# Apache mit PHP Modul

## denic

Hi,

bin gerade dabei mein LAMP aufzubauen. 

Mein Apache und MySQL funktioniert auch schon wunderbar.

Allerdings kann ich mir keine PHP Seiten anzeigen lassen.

Beim Aufruf einer PHP Seite mit Apache lässt mein Browser

direkt ein Dialogfenster öffnen um die PHP Seite zu specihern.

Nehme an, dass ich unter /etc/apache/conf/apache.conf 

eine fehlenenden EIntrag für das PHP Modul habe. 

Brauche deshalb den genauen PHP Zusatz für meine apache.conf

Danke

----------

## hopfe

Hat das emerge von php ohne Fehler geklappt?
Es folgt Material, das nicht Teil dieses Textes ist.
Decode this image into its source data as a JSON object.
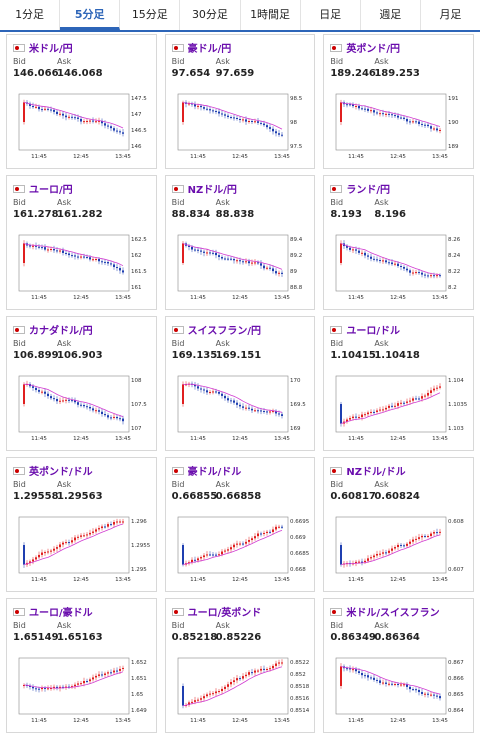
{
  "tabs": [
    "1分足",
    "5分足",
    "15分足",
    "30分足",
    "1時間足",
    "日足",
    "週足",
    "月足"
  ],
  "active_tab_index": 1,
  "bid_label": "Bid",
  "ask_label": "Ask",
  "time_labels": [
    "11:45",
    "12:45",
    "13:45"
  ],
  "cards": [
    {
      "pair": "米ドル/円",
      "bid": "146.066",
      "ask": "146.068",
      "y_ticks": [
        "147.5",
        "147",
        "146.5",
        "146"
      ],
      "trend": "down"
    },
    {
      "pair": "豪ドル/円",
      "bid": "97.654",
      "ask": "97.659",
      "y_ticks": [
        "98.5",
        "98",
        "97.5"
      ],
      "trend": "down"
    },
    {
      "pair": "英ポンド/円",
      "bid": "189.246",
      "ask": "189.253",
      "y_ticks": [
        "191",
        "190",
        "189"
      ],
      "trend": "down"
    },
    {
      "pair": "ユーロ/円",
      "bid": "161.278",
      "ask": "161.282",
      "y_ticks": [
        "162.5",
        "162",
        "161.5",
        "161"
      ],
      "trend": "down"
    },
    {
      "pair": "NZドル/円",
      "bid": "88.834",
      "ask": "88.838",
      "y_ticks": [
        "89.4",
        "89.2",
        "89",
        "88.8"
      ],
      "trend": "down"
    },
    {
      "pair": "ランド/円",
      "bid": "8.193",
      "ask": "8.196",
      "y_ticks": [
        "8.26",
        "8.24",
        "8.22",
        "8.2"
      ],
      "trend": "down"
    },
    {
      "pair": "カナダドル/円",
      "bid": "106.899",
      "ask": "106.903",
      "y_ticks": [
        "108",
        "107.5",
        "107"
      ],
      "trend": "down"
    },
    {
      "pair": "スイスフラン/円",
      "bid": "169.135",
      "ask": "169.151",
      "y_ticks": [
        "170",
        "169.5",
        "169"
      ],
      "trend": "down"
    },
    {
      "pair": "ユーロ/ドル",
      "bid": "1.10415",
      "ask": "1.10418",
      "y_ticks": [
        "1.104",
        "1.1035",
        "1.103"
      ],
      "trend": "up"
    },
    {
      "pair": "英ポンド/ドル",
      "bid": "1.29558",
      "ask": "1.29563",
      "y_ticks": [
        "1.296",
        "1.2955",
        "1.295"
      ],
      "trend": "up"
    },
    {
      "pair": "豪ドル/ドル",
      "bid": "0.66855",
      "ask": "0.66858",
      "y_ticks": [
        "0.6695",
        "0.669",
        "0.6685",
        "0.668"
      ],
      "trend": "up"
    },
    {
      "pair": "NZドル/ドル",
      "bid": "0.60817",
      "ask": "0.60824",
      "y_ticks": [
        "0.608",
        "0.607"
      ],
      "trend": "up"
    },
    {
      "pair": "ユーロ/豪ドル",
      "bid": "1.65149",
      "ask": "1.65163",
      "y_ticks": [
        "1.652",
        "1.651",
        "1.65",
        "1.649"
      ],
      "trend": "mixed"
    },
    {
      "pair": "ユーロ/英ポンド",
      "bid": "0.85218",
      "ask": "0.85226",
      "y_ticks": [
        "0.8522",
        "0.852",
        "0.8518",
        "0.8516",
        "0.8514"
      ],
      "trend": "up"
    },
    {
      "pair": "米ドル/スイスフラン",
      "bid": "0.86349",
      "ask": "0.86364",
      "y_ticks": [
        "0.867",
        "0.866",
        "0.865",
        "0.864"
      ],
      "trend": "down"
    }
  ]
}
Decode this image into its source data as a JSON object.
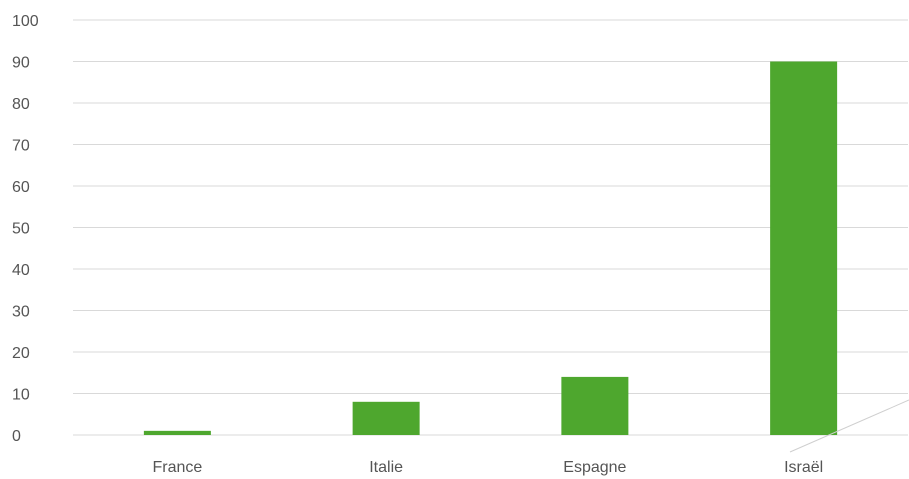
{
  "chart_data": {
    "type": "bar",
    "categories": [
      "France",
      "Italie",
      "Espagne",
      "Israël"
    ],
    "values": [
      1,
      8,
      14,
      90
    ],
    "ylim": [
      0,
      100
    ],
    "yticks": [
      0,
      10,
      20,
      30,
      40,
      50,
      60,
      70,
      80,
      90,
      100
    ],
    "grid": true,
    "legend": "none",
    "bar_color": "#4ea72e",
    "grid_color": "#d9d9d9",
    "label_color": "#555555"
  }
}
Bei mir wurden die Einträge automatisch erstellt.  Was hast du php mässig alles mit emerge eingebunden ?

----------

## dertobi123

Hi!

Der Eintrag gehört in die /etc/conf.d/apache, ist dort auch schon vorhanden und muss nur auskommentiert werden.

Wenn der Apache auch dann noch keine .php parst, dann:

ebuild /var/db/pkg/dev-php/mod_php_4.2.3-r1/mod_php-4.2.3-r1.ebuild config

Spätestens dann sollte das funktionieren ...

Gruß Tobias

----------

## Marvin-X

 *denic wrote:*   

> Hi,
> 
> bin gerade dabei mein LAMP aufzubauen. 
> 
> Brauche deshalb den genauen PHP Zusatz für meine apache.conf

 

Geh mal auf die Anleitung. Hat bei mir sofort geklappt. http://www.linux-starter.net/index.php?content=gentoo_lamp

Marvin-X

----------

## denic

Danke. Die Antworten haben mir sehr weitergeholfen.

Endlich kann ich meine phpBB2 Session fortsetzen.

----------